Over the past several editions of Cannes, robust market growth and diversifying tastes in China have created a rare bright spot for international sales agents. China was that almost singularly rare territory where both the volume and price of movie rights were rapidly on the rise. Since late 2018, though, market conditions in the Middle Kingdom have turned decidedly unruly, and much of the Beijing industry is now hunkered down and trying to weather the so-called "Cold Winter" that has engulfed the country's massive film sector. This dour mood will be keenly felt on the Croisette, says Yiran Song, an acquisitions executive for Chinese distributor Times Vision. "For sure, there won't be as many Chinese buyers in Cannes," she says. "And most of the people who come will have smaller budgets to play with."

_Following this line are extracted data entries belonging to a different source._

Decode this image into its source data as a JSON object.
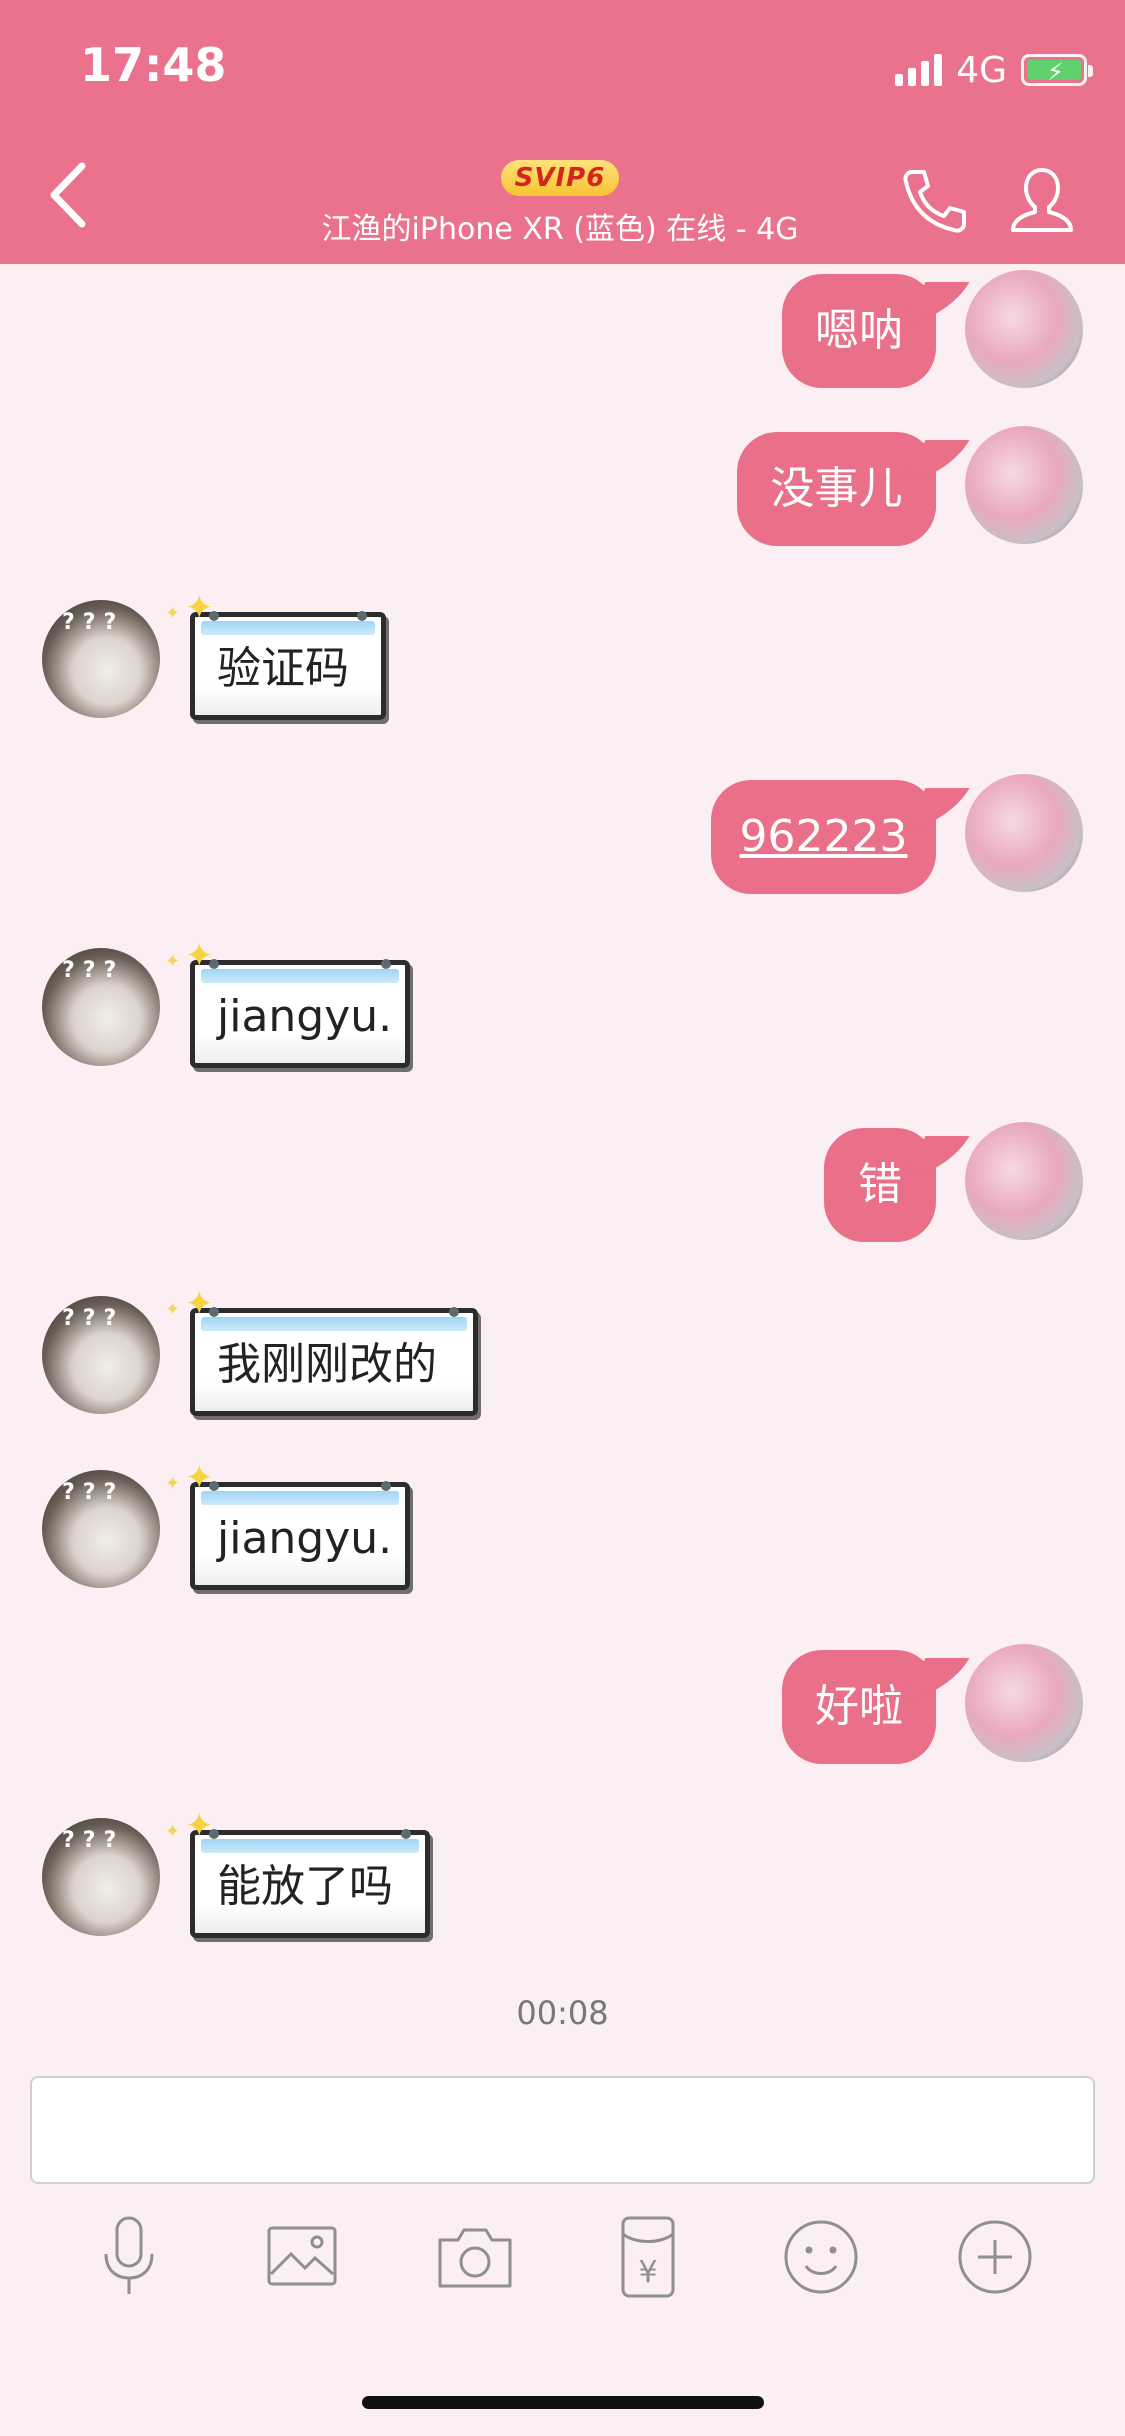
{
  "status_bar": {
    "time": "17:48",
    "network": "4G"
  },
  "header": {
    "svip_badge": "SVIP6",
    "device_status": "江渔的iPhone XR (蓝色) 在线 - 4G"
  },
  "messages": [
    {
      "side": "me",
      "text": "嗯呐"
    },
    {
      "side": "me",
      "text": "没事儿"
    },
    {
      "side": "them",
      "text": "验证码"
    },
    {
      "side": "me",
      "text": "962223",
      "link": true
    },
    {
      "side": "them",
      "text": "jiangyu."
    },
    {
      "side": "me",
      "text": "错"
    },
    {
      "side": "them",
      "text": "我刚刚改的"
    },
    {
      "side": "them",
      "text": "jiangyu."
    },
    {
      "side": "me",
      "text": "好啦"
    },
    {
      "side": "them",
      "text": "能放了吗"
    }
  ],
  "timestamp": "00:08",
  "input": {
    "value": ""
  },
  "toolbar": [
    "mic-icon",
    "image-icon",
    "camera-icon",
    "red-packet-icon",
    "emoji-icon",
    "plus-icon"
  ],
  "colors": {
    "header_bg": "#ea728d",
    "my_bubble": "#ea6f89",
    "chat_bg": "#fbeff3"
  }
}
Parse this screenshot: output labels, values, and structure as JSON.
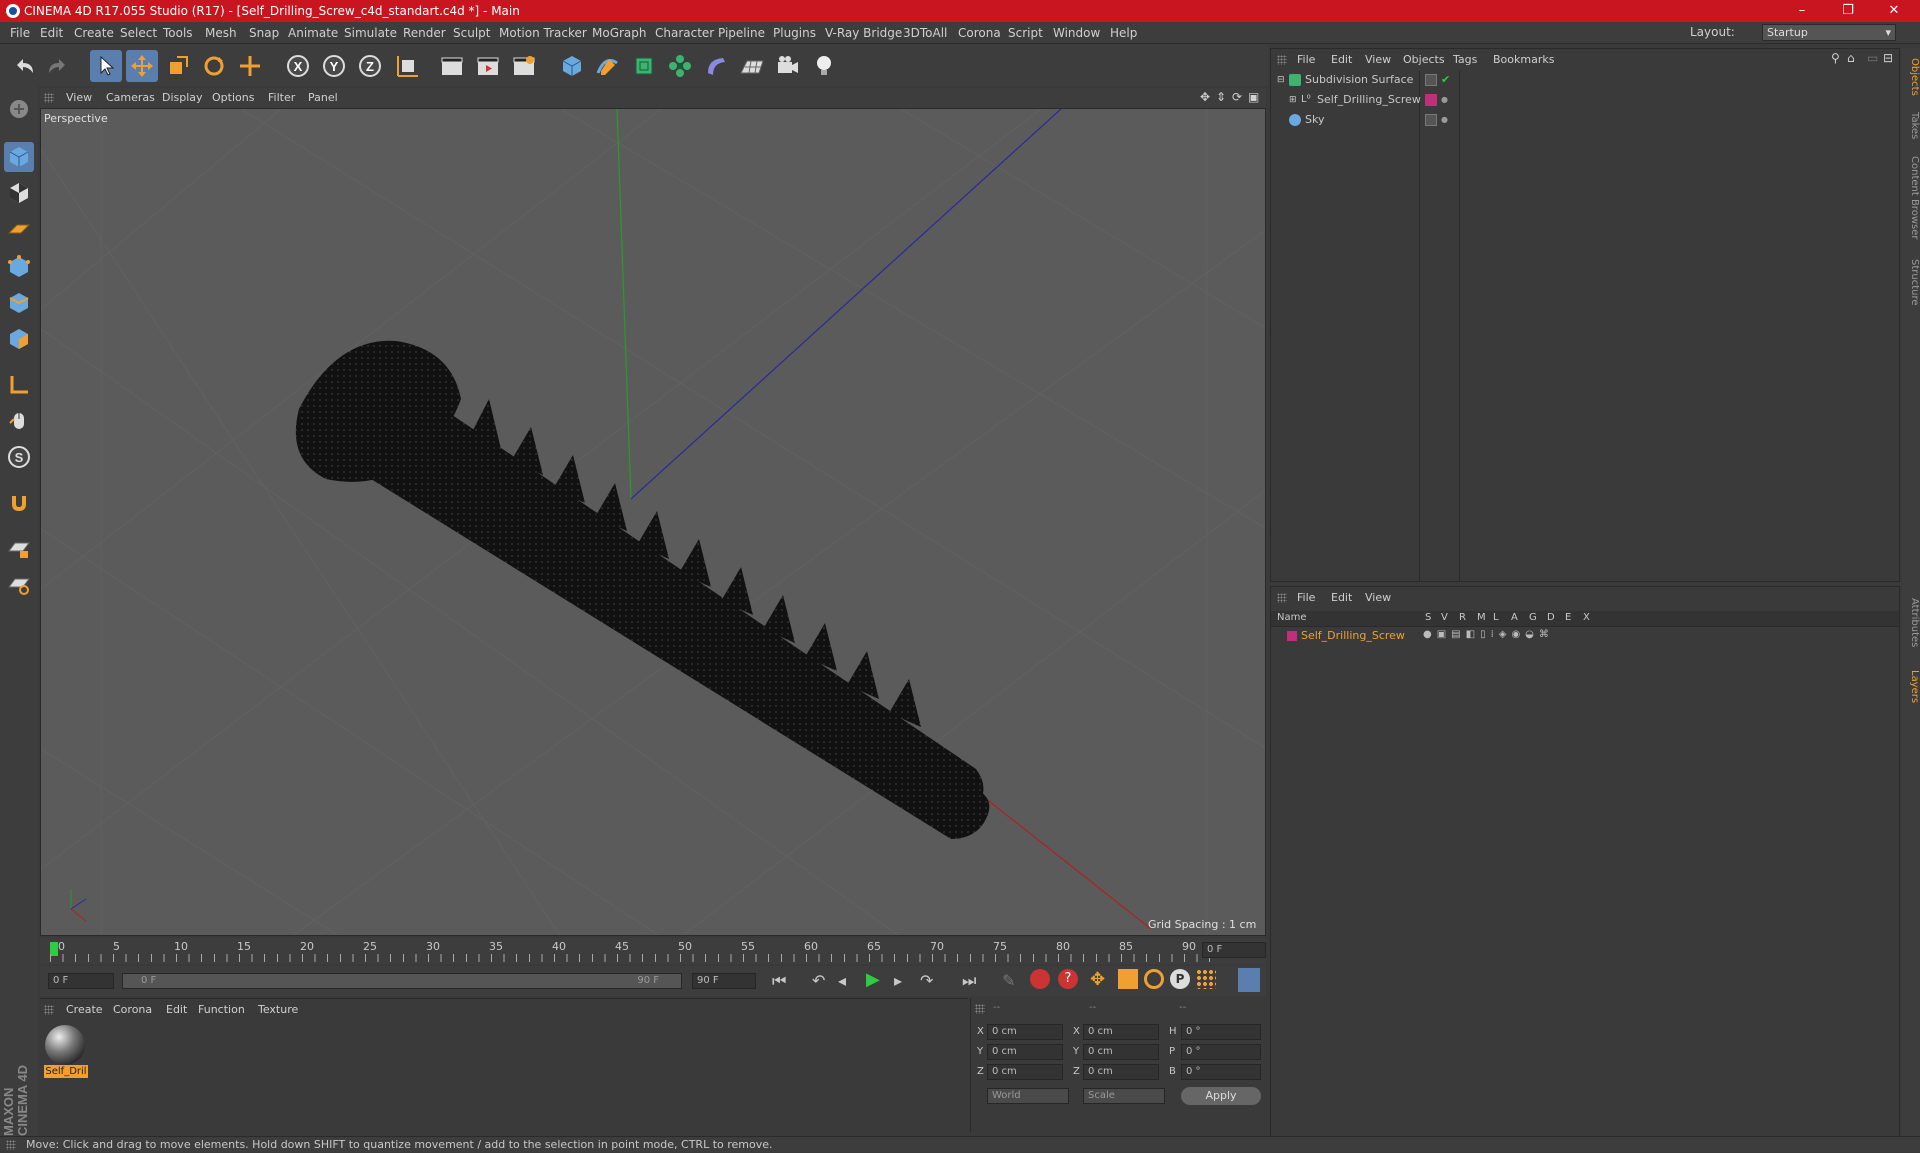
{
  "title_bar": {
    "title": "CINEMA 4D R17.055 Studio (R17) - [Self_Drilling_Screw_c4d_standart.c4d *] - Main",
    "minimize": "–",
    "maximize": "❐",
    "close": "✕"
  },
  "menu": [
    "File",
    "Edit",
    "Create",
    "Select",
    "Tools",
    "Mesh",
    "Snap",
    "Animate",
    "Simulate",
    "Render",
    "Sculpt",
    "Motion Tracker",
    "MoGraph",
    "Character",
    "Pipeline",
    "Plugins",
    "V-Ray Bridge",
    "3DToAll",
    "Corona",
    "Script",
    "Window",
    "Help"
  ],
  "layout": {
    "label": "Layout:",
    "value": "Startup"
  },
  "viewport": {
    "menu": [
      "View",
      "Cameras",
      "Display",
      "Options",
      "Filter",
      "Panel"
    ],
    "camera_label": "Perspective",
    "grid_spacing": "Grid Spacing : 1 cm"
  },
  "timeline": {
    "ticks": [
      "0",
      "5",
      "10",
      "15",
      "20",
      "25",
      "30",
      "35",
      "40",
      "45",
      "50",
      "55",
      "60",
      "65",
      "70",
      "75",
      "80",
      "85",
      "90"
    ],
    "current_frame": "0 F",
    "start_field": "0 F",
    "range_start": "0 F",
    "range_end": "90 F",
    "end_field": "90 F"
  },
  "material_panel": {
    "menu": [
      "Create",
      "Corona",
      "Edit",
      "Function",
      "Texture"
    ],
    "material_name": "Self_Dril"
  },
  "coord_panel": {
    "headers": [
      "--",
      "--",
      "--"
    ],
    "rows": [
      {
        "a": "X",
        "av": "0 cm",
        "b": "X",
        "bv": "0 cm",
        "c": "H",
        "cv": "0 °"
      },
      {
        "a": "Y",
        "av": "0 cm",
        "b": "Y",
        "bv": "0 cm",
        "c": "P",
        "cv": "0 °"
      },
      {
        "a": "Z",
        "av": "0 cm",
        "b": "Z",
        "bv": "0 cm",
        "c": "B",
        "cv": "0 °"
      }
    ],
    "world": "World",
    "scale": "Scale",
    "apply": "Apply"
  },
  "object_manager": {
    "menu": [
      "File",
      "Edit",
      "View",
      "Objects",
      "Tags",
      "Bookmarks"
    ],
    "objects": [
      {
        "name": "Subdivision Surface",
        "indent": 0
      },
      {
        "name": "Self_Drilling_Screw",
        "indent": 1
      },
      {
        "name": "Sky",
        "indent": 0
      }
    ]
  },
  "layer_manager": {
    "menu": [
      "File",
      "Edit",
      "View"
    ],
    "columns": [
      "Name",
      "S",
      "V",
      "R",
      "M",
      "L",
      "A",
      "G",
      "D",
      "E",
      "X"
    ],
    "layer": "Self_Drilling_Screw"
  },
  "right_tabs": [
    "Objects",
    "Takes",
    "Content Browser",
    "Structure",
    "Attributes",
    "Layers"
  ],
  "status": "Move: Click and drag to move elements. Hold down SHIFT to quantize movement / add to the selection in point mode, CTRL to remove.",
  "brand": "MAXON CINEMA 4D",
  "colors": {
    "title_red": "#c8151f",
    "highlight_blue": "#5a7fae",
    "layer_pink": "#c0307a",
    "accent_orange": "#f0a030"
  }
}
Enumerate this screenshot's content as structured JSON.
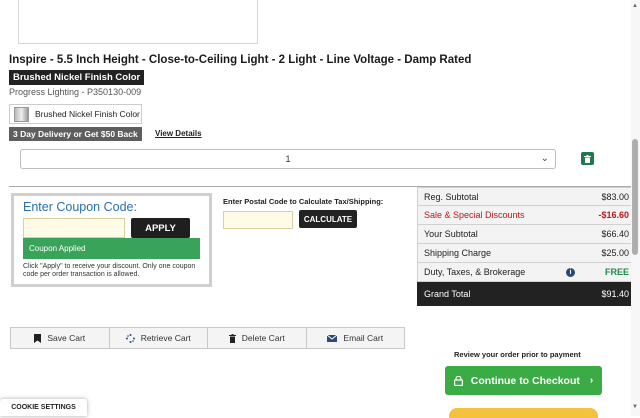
{
  "product": {
    "title": "Inspire - 5.5 Inch Height - Close-to-Ceiling Light - 2 Light - Line Voltage - Damp Rated",
    "finish_badge": "Brushed Nickel Finish Color",
    "sku": "Progress Lighting - P350130-009",
    "swatch_label": "Brushed Nickel Finish Color",
    "delivery_badge": "3 Day Delivery or Get $50 Back",
    "view_details": "View Details",
    "quantity": "1"
  },
  "coupon": {
    "title": "Enter Coupon Code:",
    "input_value": "",
    "apply_label": "APPLY",
    "applied_message": "Coupon Applied",
    "note": "Click \"Apply\" to receive your discount. Only one coupon code per order transaction is allowed."
  },
  "shipping": {
    "label": "Enter Postal Code to Calculate Tax/Shipping:",
    "input_value": "",
    "calculate_label": "CALCULATE"
  },
  "summary": {
    "reg_subtotal_label": "Reg. Subtotal",
    "reg_subtotal": "$83.00",
    "discount_label": "Sale & Special Discounts",
    "discount": "-$16.60",
    "your_subtotal_label": "Your Subtotal",
    "your_subtotal": "$66.40",
    "shipping_label": "Shipping Charge",
    "shipping": "$25.00",
    "duty_label": "Duty, Taxes, & Brokerage",
    "duty_info": "i",
    "duty": "FREE",
    "total_label": "Grand Total",
    "total": "$91.40"
  },
  "cart_actions": {
    "save": "Save Cart",
    "retrieve": "Retrieve Cart",
    "delete": "Delete Cart",
    "email": "Email Cart"
  },
  "checkout": {
    "review_note": "Review your order prior to payment",
    "button_label": "Continue to Checkout",
    "chevron": "›"
  },
  "cookie_settings": "COOKIE SETTINGS",
  "icons": {
    "quantity_chevron": "⌄",
    "scroll_up": "▲",
    "scroll_down": "▼"
  },
  "colors": {
    "checkout_green": "#3bab45",
    "coupon_applied_green": "#3aa35a",
    "discount_red": "#b51a1a",
    "coupon_title_blue": "#2a6fb0"
  }
}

The causes of China's industry doldrums are well established by now — an almost perfect storm of depressive forces, including: Beijing's continuing discouragement of investments in overseas entertainment; 2018's massive tax evasion crackdown, which torpedoed the career of Fan Bingbing, among others; a strict tightening of censorship in the lead-up to the politically sensitive 70th anniversary of the founding of the PRC in October; Trump's ongoing U.S.-China trade war; and the widespread perception among lay Chinese investors that the country's once booming entertainment sector has turned risky and politically vulnerable, which has sent the share prices of most publicly traded film companies plummeting.
The effects of these forces are already reverberating overseas. "We haven't sold movies to China for the same sort of prices over the last 12 months as we used to," says Nicolas Chartier, CEO of Voltage Pictures, whose recent titles includes Amy Schumer's I Feel Pretty and Jenny Gage's erotic drama After. "We've seen a real slowdown both in volume and prices," he adds.
"I think the Chinese marketplace is going through a leveling out and sorting out as we see where the market there should go," adds Glen Basner, CEO of FilmNation, which is selling Pedro Almodovar's Cannes competition title Pain and Glory.
Cai Gongming, CEO of Road Pictures, which last year acquired China rights to both Palme d'Or winner Shoplifters and Jury Prize winner Capernaum, believes the weeding-out process could prove a positive development for the industry over the long term. "The companies buying this year will be the more experienced guys who can actually get a release date and hopefully market your film well in China," Cai says, noting that most of the films picked up for China over the past several years in Cannes — many by cash-flush industry neophytes — never made it into Middle Kingdom cinemas. "You want a partner who can offer you some realistic hopes for backend, not only fast, minimum guarantee thinking."
“There are still plenty of healthy buyers in China but the process of negotiating and funding deals has become more drawn out and complex,” adds market veteran Stuart Ford, CEO of AGC. “Going into Cannes, we assume it will take a little longer to make meaningful Chinese sales.”